Nach VW-Affäre
Gewerkschaftsfunktionäre sollen Nebeneinkünfte offenlegen

Angesichts der Korruptionsaffäre bei Volkswagen ist die Debatte um Nebeneinkünfte voll entbrannt. Die FDP forderte als weitere Konsequenz für Gewerkschaftsfunktionäre eine Pflicht zur Offenlegung. Zudem stellten die Liberalen erneut das deutsche Mitbestimmungsmodell in Frage.

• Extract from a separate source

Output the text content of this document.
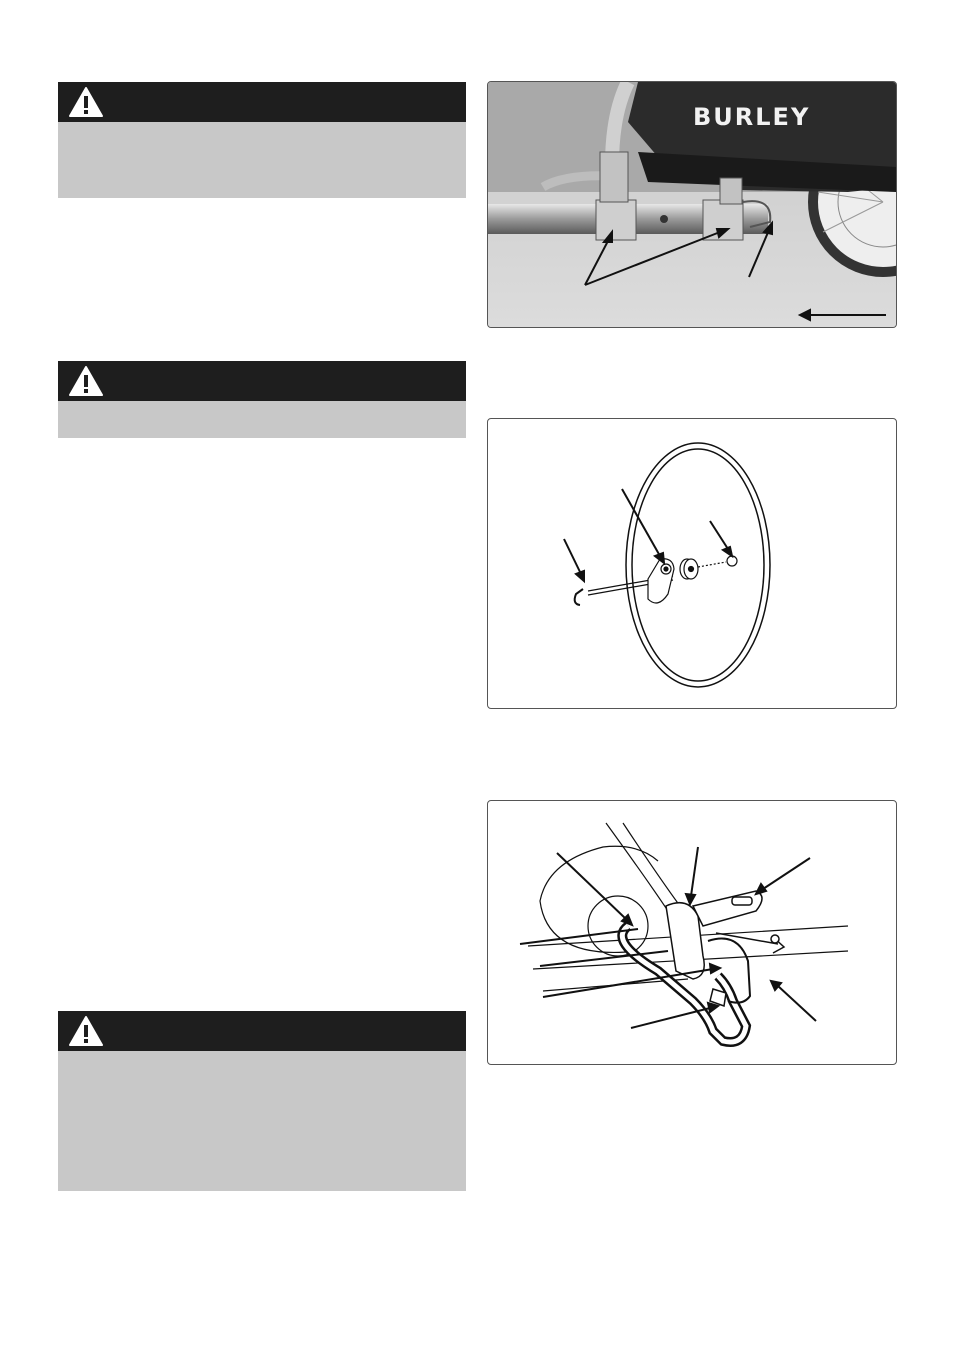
BURLEY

HB BERLIN. In den Aufsichtsräten der 30 Unternehmen im Deutschen Aktienindex (Dax) säßen führende Gewerkschaftsvertreter wie etwa der Vorsitzende des Deutschen Gewerkschaftsbundes, Michael Sommer, bei der Deutschen Telekom und der Vorsitzende der Dienstleistungsgewerkschaft Verdi, Frank Bsirske, bei der Lufthansa, sagte FDP-Generalsekretär Dirk Niebel der „Neuen Osnabrücker Zeitung“. Die Funktionäre trügen wesentliche Mitverantwortung für die Entwicklung großer Betriebe in Deutschland.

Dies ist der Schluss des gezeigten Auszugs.